Out-Law News | 24 Apr 2013 | 1:01 pm | 3 min. read

Pension savers will be able to automatically take small pension pots with them when they change job under new plans announced by the Government.

It has confirmed that a "pot follows member" automatic transfer mechanism (25-page / 387KB PDF) will be included in the forthcoming Pensions Bill.

Pensions Minister Steve Webb said that the plans could reduce the proportion of people reaching retirement with five or more dormant pension pots as a result of changing jobs from a quarter to one in 30.

"We want to make it the norm that when you move job your pension rights can move with you if you wish," he said. "This will reduce the costs of providing pensions and will help people to be much more engaged with their savings."

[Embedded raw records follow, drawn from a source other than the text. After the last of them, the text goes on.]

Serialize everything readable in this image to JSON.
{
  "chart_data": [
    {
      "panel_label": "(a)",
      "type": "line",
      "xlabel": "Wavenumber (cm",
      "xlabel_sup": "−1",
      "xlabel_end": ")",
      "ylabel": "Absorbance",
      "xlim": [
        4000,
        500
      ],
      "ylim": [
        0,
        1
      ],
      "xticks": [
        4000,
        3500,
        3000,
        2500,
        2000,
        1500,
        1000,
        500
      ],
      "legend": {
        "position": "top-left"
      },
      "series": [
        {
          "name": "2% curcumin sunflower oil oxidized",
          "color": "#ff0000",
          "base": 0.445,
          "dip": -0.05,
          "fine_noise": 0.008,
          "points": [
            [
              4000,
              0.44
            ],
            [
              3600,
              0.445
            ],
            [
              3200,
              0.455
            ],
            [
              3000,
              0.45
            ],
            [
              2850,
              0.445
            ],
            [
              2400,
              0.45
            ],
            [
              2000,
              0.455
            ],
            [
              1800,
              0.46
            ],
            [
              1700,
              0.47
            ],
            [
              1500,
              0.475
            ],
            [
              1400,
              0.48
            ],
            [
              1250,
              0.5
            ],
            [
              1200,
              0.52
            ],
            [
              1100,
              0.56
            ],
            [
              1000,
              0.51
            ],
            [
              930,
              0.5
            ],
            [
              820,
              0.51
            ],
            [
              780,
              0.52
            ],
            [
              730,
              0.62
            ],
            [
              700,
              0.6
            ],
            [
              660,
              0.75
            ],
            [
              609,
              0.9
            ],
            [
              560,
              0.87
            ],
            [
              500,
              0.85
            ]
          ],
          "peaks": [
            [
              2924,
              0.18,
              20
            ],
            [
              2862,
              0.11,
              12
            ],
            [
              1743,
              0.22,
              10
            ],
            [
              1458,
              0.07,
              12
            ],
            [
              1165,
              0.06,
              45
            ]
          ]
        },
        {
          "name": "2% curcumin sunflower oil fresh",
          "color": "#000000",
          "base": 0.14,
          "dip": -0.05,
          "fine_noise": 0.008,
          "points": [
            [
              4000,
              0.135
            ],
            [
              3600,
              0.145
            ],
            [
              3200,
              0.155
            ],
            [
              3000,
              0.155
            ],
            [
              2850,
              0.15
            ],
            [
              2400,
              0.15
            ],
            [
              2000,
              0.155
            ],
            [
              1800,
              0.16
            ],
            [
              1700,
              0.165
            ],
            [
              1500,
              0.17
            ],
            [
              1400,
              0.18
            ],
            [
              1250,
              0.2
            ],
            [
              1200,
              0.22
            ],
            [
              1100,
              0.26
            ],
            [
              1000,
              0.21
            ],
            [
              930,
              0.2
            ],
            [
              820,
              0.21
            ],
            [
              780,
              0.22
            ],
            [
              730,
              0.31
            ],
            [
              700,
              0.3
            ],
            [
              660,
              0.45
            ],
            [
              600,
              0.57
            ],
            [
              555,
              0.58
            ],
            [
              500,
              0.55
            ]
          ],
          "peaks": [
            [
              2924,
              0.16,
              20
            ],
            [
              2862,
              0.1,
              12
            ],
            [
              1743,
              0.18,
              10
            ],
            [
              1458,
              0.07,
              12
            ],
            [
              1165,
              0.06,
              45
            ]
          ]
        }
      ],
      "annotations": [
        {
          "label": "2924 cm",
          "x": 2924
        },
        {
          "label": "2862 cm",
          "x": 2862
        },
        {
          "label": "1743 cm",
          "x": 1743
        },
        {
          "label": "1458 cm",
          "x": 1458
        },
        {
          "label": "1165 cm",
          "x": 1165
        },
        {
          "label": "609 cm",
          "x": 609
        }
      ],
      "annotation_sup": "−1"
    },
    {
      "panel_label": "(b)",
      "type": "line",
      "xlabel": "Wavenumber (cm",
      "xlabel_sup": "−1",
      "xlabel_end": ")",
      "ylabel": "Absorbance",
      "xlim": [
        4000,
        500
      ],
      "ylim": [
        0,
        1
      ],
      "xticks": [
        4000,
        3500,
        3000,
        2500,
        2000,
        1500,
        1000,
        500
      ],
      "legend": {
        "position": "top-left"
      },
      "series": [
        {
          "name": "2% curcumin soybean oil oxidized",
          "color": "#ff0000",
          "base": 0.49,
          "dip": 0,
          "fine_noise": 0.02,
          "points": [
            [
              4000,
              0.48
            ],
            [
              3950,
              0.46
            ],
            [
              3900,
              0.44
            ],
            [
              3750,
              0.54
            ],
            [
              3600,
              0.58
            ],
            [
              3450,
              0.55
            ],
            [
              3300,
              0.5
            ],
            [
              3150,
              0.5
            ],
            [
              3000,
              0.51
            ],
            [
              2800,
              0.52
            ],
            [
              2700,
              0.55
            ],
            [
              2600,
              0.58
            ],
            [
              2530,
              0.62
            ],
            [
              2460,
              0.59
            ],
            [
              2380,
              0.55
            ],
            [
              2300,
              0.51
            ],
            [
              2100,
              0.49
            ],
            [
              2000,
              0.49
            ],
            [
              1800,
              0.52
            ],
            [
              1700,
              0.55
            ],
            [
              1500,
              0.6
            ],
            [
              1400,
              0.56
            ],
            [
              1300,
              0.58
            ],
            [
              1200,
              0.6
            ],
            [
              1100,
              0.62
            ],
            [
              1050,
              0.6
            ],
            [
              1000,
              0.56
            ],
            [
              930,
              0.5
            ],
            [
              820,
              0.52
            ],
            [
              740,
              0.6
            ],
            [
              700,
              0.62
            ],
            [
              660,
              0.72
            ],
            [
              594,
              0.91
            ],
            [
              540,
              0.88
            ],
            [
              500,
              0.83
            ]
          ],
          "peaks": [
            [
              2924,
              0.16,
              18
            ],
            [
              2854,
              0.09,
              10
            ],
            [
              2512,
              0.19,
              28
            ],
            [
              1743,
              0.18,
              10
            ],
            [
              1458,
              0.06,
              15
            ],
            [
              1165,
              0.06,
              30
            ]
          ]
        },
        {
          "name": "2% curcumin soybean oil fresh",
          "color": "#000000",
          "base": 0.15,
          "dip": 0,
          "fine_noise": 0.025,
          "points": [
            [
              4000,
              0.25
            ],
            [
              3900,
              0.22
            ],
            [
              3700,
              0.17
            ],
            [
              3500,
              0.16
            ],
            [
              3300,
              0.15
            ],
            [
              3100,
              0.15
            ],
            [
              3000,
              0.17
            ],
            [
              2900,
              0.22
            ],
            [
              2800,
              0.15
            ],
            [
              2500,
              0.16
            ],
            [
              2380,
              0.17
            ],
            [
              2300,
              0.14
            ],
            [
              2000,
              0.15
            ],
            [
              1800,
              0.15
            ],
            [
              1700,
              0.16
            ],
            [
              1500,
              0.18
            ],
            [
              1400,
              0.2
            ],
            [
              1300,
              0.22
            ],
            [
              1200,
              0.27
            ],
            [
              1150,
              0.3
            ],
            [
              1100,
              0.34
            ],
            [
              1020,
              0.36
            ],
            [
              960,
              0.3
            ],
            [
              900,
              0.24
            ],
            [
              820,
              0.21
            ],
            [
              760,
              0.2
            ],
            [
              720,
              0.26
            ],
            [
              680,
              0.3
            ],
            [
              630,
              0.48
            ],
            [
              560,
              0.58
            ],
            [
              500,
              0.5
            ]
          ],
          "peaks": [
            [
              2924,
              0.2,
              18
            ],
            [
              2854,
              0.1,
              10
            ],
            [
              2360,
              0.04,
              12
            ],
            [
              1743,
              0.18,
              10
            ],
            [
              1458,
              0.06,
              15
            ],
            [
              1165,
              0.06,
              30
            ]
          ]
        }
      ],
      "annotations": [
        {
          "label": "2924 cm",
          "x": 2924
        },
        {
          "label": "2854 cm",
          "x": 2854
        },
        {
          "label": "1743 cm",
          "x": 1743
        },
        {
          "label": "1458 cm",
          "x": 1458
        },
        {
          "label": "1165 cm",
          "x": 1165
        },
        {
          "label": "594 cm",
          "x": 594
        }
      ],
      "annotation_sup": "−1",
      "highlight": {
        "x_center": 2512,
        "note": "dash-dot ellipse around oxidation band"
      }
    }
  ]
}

The legislation will also abolish short-service refunds, where pension contributions are repaid to employees who leave their role before they become entitled to any rights under a pension scheme. This will apply to savers who leave a trust-based money purchase scheme within two years, and will come into force following Royal Assent of the Pensions Bill.

Earlier this month, charity Age UK said that nearly a quarter of working adults had lost track of at least one small pension pot, usually because they had moved jobs too many times to keep track. The Department for Work and Pensions (DWP) has estimated that people have an average of 11 jobs over the course of their working lives, a statistic which it said would result in around 50 million dormant pension pots by 2050 without action.

The number of small pension pots workers will accumulate as they move between jobs will increase under the Government's programme of automatic enrolment, the DWP said. This will see most workers enrolled in a workplace pension scheme by 2018.

Under the plans, any pension pots worth less than £10,000 accrued over a person's working life will automatically move with that person when he or she changes job. Initially, only those savings accrued under money purchase, or defined contribution (DC), schemes will transfer automatically. Pension rights under defined benefit (DB) schemes will not be included at this stage, due to the complexity of these products. Pension scheme providers and administrators will operate the transfer, and individuals will be able to opt out of the process if they wish.

A pension pot will be eligible for automatic transfer as long as it was created after a certain date. It will be eligible either once all contributions have ceased and the individual has left employment, or once all contributions have ceased for a prescribed period of time. Regulations, to be published at a later date, will specify what information should be given to the pension scheme member and by whom, so that the member is properly informed about the nature of the transfer process and the effects that it may have on their benefits.

The Pensions Regulator will be the main enforcement body for the automatic transfer process, the Government said. It will align its approach to regulation with its overall regulatory framework for DC schemes, which is currently under consultation. Details of the requirements, and penalties for breaches, will be set out in future regulations.

Pensions expert Simon Tyler said that although the plans would "undoubtedly assist with reducing the number of small pots", the Government must ensure that the final process is "simple and practicable". However, he welcomed the DWP's promise to minimise any additional burdens on employers, as outlined in its paper.

"This is a welcome development, as the process outlined in the July 2012 consultation paper imposed considerable additional obligations on employers," he said.

"There is still a lot of detail to be worked out. A central data-matching process would be complex, but the simpler alternative outlined in the paper relies on employees themselves passing on information to their new employers on recruitment," he said.

However, reaction to the paper by the pensions industry was mixed. Although the plans were welcomed by some pension providers, industry body the National Association of Pension Funds (NAPF) said that the approach "could put workers' savings at risk" if they were automatically transferred "from an excellent pension into a bad one with high charges".

Pensions expert Simon Tyler said that the question of "what quality standards" would apply to a scheme in order for it to be eligible to receive an automatic transfer was "critical".

"The Government will need to ensure that members do not suffer by being automatically transferred to poor-quality schemes, but can't be overly prescriptive if this unduly restricts the number of transfers," he said.